La COP 21, un débat global qui nous empêche d’agir

Climat : les trois chiffres clés, zéro / zéro / cent

A Lima au Pérou la lutte contre le changement climatique est dans l’impasse, comme d’habitude…. Lire commentaire ci-dessous. Pour Greenpeace*, la route à suivre est pourtant simple. Elle tient en trois chiffres clés : zéro. zéro. cent.

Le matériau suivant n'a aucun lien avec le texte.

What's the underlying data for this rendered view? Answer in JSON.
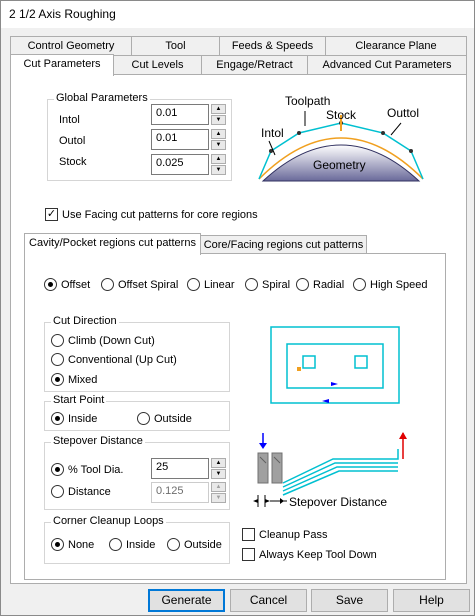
{
  "window": {
    "title": "2 1/2 Axis Roughing"
  },
  "tabs_row1": [
    "Control Geometry",
    "Tool",
    "Feeds & Speeds",
    "Clearance Plane"
  ],
  "tabs_row2": [
    "Cut Parameters",
    "Cut Levels",
    "Engage/Retract",
    "Advanced Cut Parameters"
  ],
  "global": {
    "title": "Global Parameters",
    "intol_label": "Intol",
    "intol_value": "0.01",
    "outol_label": "Outol",
    "outol_value": "0.01",
    "stock_label": "Stock",
    "stock_value": "0.025"
  },
  "diagram1": {
    "toolpath": "Toolpath",
    "stock": "Stock",
    "outtol": "Outtol",
    "intol": "Intol",
    "geometry": "Geometry"
  },
  "facing_check": {
    "label": "Use Facing cut patterns for core regions",
    "checked": true
  },
  "subtabs": [
    "Cavity/Pocket regions cut patterns",
    "Core/Facing regions cut patterns"
  ],
  "patterns": {
    "options": [
      "Offset",
      "Offset Spiral",
      "Linear",
      "Spiral",
      "Radial",
      "High Speed"
    ],
    "selected": "Offset"
  },
  "cut_direction": {
    "title": "Cut Direction",
    "options": [
      "Climb (Down Cut)",
      "Conventional (Up Cut)",
      "Mixed"
    ],
    "selected": "Mixed"
  },
  "start_point": {
    "title": "Start Point",
    "options": [
      "Inside",
      "Outside"
    ],
    "selected": "Inside"
  },
  "stepover": {
    "title": "Stepover Distance",
    "tool_dia_label": "% Tool Dia.",
    "tool_dia_value": "25",
    "distance_label": "Distance",
    "distance_value": "0.125",
    "selected": "% Tool Dia."
  },
  "corner_cleanup": {
    "title": "Corner Cleanup Loops",
    "options": [
      "None",
      "Inside",
      "Outside"
    ],
    "selected": "None"
  },
  "stepover_diagram_label": "Stepover Distance",
  "cleanup_pass": {
    "label": "Cleanup Pass",
    "checked": false
  },
  "keep_tool_down": {
    "label": "Always Keep Tool Down",
    "checked": false
  },
  "buttons": {
    "generate": "Generate",
    "cancel": "Cancel",
    "save": "Save",
    "help": "Help"
  },
  "colors": {
    "cyan": "#00c0d0",
    "orange": "#f0a020",
    "blue": "#0000ff",
    "red": "#e00000",
    "accent": "#0078d7"
  }
}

Zéro fossiles : le rapport du GIEC montre qu’il est indispensable de stabiliser les concentrations atmosphériques de gaz à effet de serre – et donc de réduire drastiquement nos émissions. Limiter d’ici la fin du siècle la hausse des températures à 2 °C suppose aussi de réduire les émissions mondiales entre 40 % et 70 % d’ici 2050 et de les ramener à un niveau proche de zéro, d’ici la fin du siècle. C’est pourquoi, selon les recommandations de l’Agence Internationale de l’Énergie, les réserves de charbon, de pétrole et de gaz qui n’ont pas encore été exploitées doivent rester dans le sol. Pour cela, il faudra une réorientation massive des investissements vers les énergies renouvelables dans les décennies à venir. Il faut donc que les négociations sur le climat actent explicitement le début de la fin de l’ère des énergies fossiles.

Zéro fausses solutions :

pour faire baisser les émissions de GES, la sortie des fossiles est la seule solution. Les autres options ne sont que des subterfuges : nucléaire, capture et stockage de carbone, géo-ingénierie, agrocarburants ou encore la compensation et les marchés du carbone… Il est urgent de changer de modèle énergétique mais sans se tromper de direction.

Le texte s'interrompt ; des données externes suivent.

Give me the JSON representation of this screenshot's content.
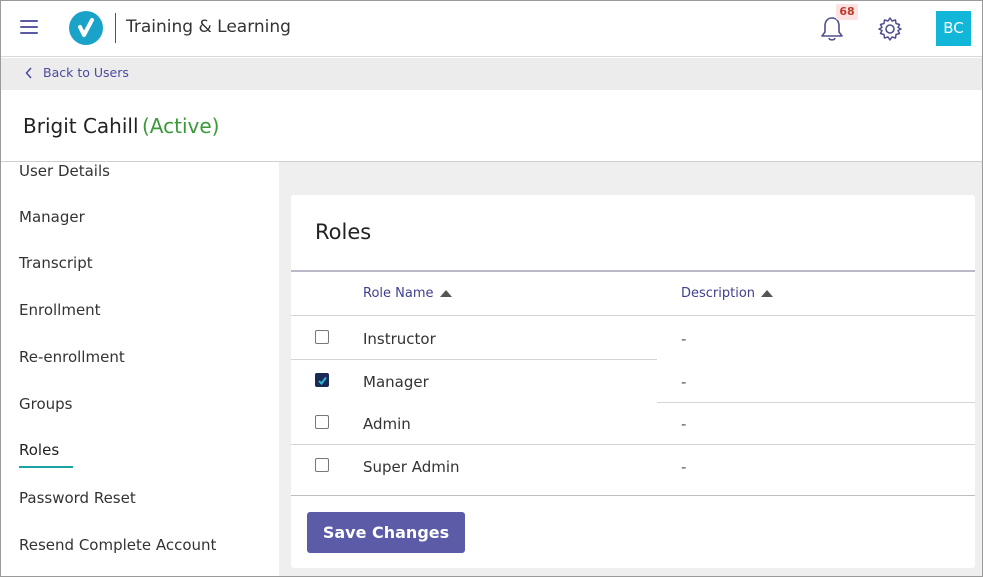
{
  "header": {
    "app_title": "Training & Learning",
    "notification_count": "68",
    "avatar_initials": "BC",
    "brand_color": "#1aa3c9"
  },
  "breadcrumb": {
    "back_label": "Back to Users"
  },
  "user": {
    "name": "Brigit Cahill",
    "status": "(Active)",
    "status_color": "#3a9a3a"
  },
  "sidebar": {
    "items": [
      {
        "label": "User Details"
      },
      {
        "label": "Manager"
      },
      {
        "label": "Transcript"
      },
      {
        "label": "Enrollment"
      },
      {
        "label": "Re-enrollment"
      },
      {
        "label": "Groups"
      },
      {
        "label": "Roles",
        "active": true
      },
      {
        "label": "Password Reset"
      },
      {
        "label": "Resend Complete Account"
      }
    ]
  },
  "roles_panel": {
    "title": "Roles",
    "columns": [
      "Role Name",
      "Description"
    ],
    "rows": [
      {
        "name": "Instructor",
        "description": "-",
        "checked": false
      },
      {
        "name": "Manager",
        "description": "-",
        "checked": true
      },
      {
        "name": "Admin",
        "description": "-",
        "checked": false
      },
      {
        "name": "Super Admin",
        "description": "-",
        "checked": false
      }
    ],
    "save_label": "Save Changes",
    "accent_color": "#5b5ba8"
  }
}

Cent : 100% d’énergies renouvelables!

Pour remplacer les combustibles fossiles et enclencher une mutation de nos sociétés qui soit juste et respectueuse du climat, nous avons toute une panoplie d’alternatives. Mais avant tout, nous devons renforcer notre efficacité énergétique, c’est-à-dire la façon dont nous stockons, transportons et utilisons l’énergie, de façon à en perdre et à en gaspiller le moins possible. Sur d’autres fronts, nous devrons aussi stopper la déforestation et rendre la production alimentaire plus durable. Le potentiel des ENR est quant à lui loin d’être exploité ! Chaque région du monde peut produire assez d’énergie renouvelable pour couvrir 2,6 fois ses besoins…
La transition vers une énergie 100 % renouvelable peut contribuer à garantir un accès universel à l’énergie d’ici à 2030, objectif que s’est fixé l’ONU, et donc à aider les populations les plus démunies.

Agir contre les changements climatiques, tout en aidant les populations les plus vulnérables à s’adapter est un devoir moral pour les pays les plus riches.

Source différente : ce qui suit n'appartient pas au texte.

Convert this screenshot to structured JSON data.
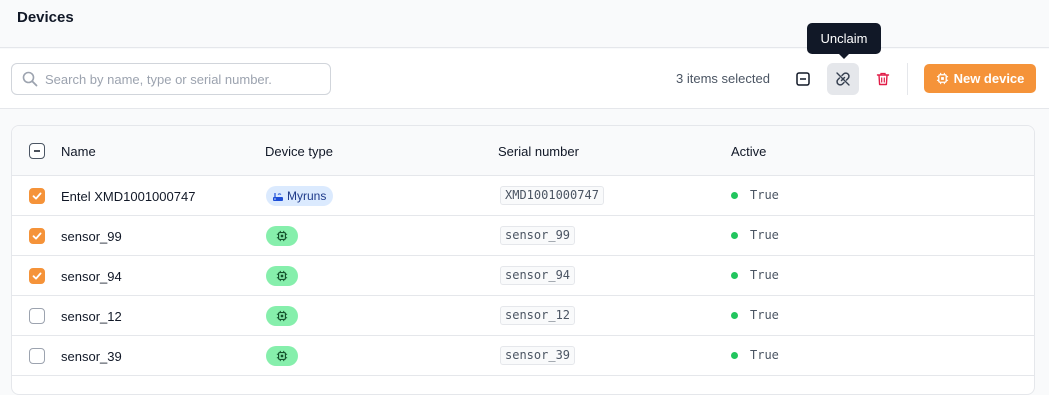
{
  "header": {
    "title": "Devices"
  },
  "toolbar": {
    "search_placeholder": "Search by name, type or serial number.",
    "search_value": "",
    "selected_count": "3 items selected",
    "deselect_icon": "minus-square-icon",
    "unclaim_icon": "unlink-icon",
    "delete_icon": "trash-icon",
    "new_device_label": "New device",
    "tooltip": "Unclaim"
  },
  "table": {
    "columns": [
      "Name",
      "Device type",
      "Serial number",
      "Active"
    ],
    "header_checkbox": "indeterminate",
    "rows": [
      {
        "checked": true,
        "name": "Entel XMD1001000747",
        "type_label": "Myruns",
        "type_icon": "router-icon",
        "serial": "XMD1001000747",
        "active": "True"
      },
      {
        "checked": true,
        "name": "sensor_99",
        "type_label": "",
        "type_icon": "chip-icon",
        "serial": "sensor_99",
        "active": "True"
      },
      {
        "checked": true,
        "name": "sensor_94",
        "type_label": "",
        "type_icon": "chip-icon",
        "serial": "sensor_94",
        "active": "True"
      },
      {
        "checked": false,
        "name": "sensor_12",
        "type_label": "",
        "type_icon": "chip-icon",
        "serial": "sensor_12",
        "active": "True"
      },
      {
        "checked": false,
        "name": "sensor_39",
        "type_label": "",
        "type_icon": "chip-icon",
        "serial": "sensor_39",
        "active": "True"
      }
    ]
  },
  "colors": {
    "accent": "#f59339",
    "active": "#22c55e",
    "delete": "#e11d48",
    "type_badge": "#dbeafe",
    "chip_badge": "#86efac"
  }
}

Source :http://energie-climat.greenpeace.fr/climat-vers-100-denr-pour-100-des-populations?utm_source=email&utm_medium=newsletter&utm_term=recette,COP20&utm_campaign=Climate&__surl__=Igehx&__ots__=1417860826999&__step__=1

A Lima le climat agonise, en 2015 à Paris c’est l’euthanasie

La prolifération humaine et cette bande de pillards qui exploite sans vergogne la nature se retrouvent bien démunis devant l’inéluctable : une perturbation climatique d’ampleur géologique. La conférence sur le climat s’achève le 12 décembre à Lima : « Elle est entrée dans l’épais brouillard qui est devenu sa marque de fabrique. »*

Comment mettre à l’unisson 195 pays sont présents et des équipes de négociation qui peuvent dépasser importantes 200 diplomates. Tout est une question de taille. Leopold Kohr le rappelait dans The Breakdown of Nations (1957) : « Il semble qu’il n’y ait qu’une seule cause derrière toutes les formes de misère sociale : la taille excessive. Partout où quelque chose ne va pas, quelque chose est trop gros. » Le secrétaire d’Etat John Kerry, n’a fait qu’un passage éclair à Lima. Pour les américains une seule chose compte, préserver leur niveau de vie par la dilapidation des ressources fossiles. Et puis c’est toujours la faute des autres : « Nous n’avons plus de temps. Plus de 50 % des émissions mondiales de gaz à effet de serre proviennent des pays en développement. Ils doivent agir. » Les pays en développement se contentent d’exiger un futur accord pour « l’adaptation au changement climatique » car ils réclament « leur droit à se développer de manière équitable ».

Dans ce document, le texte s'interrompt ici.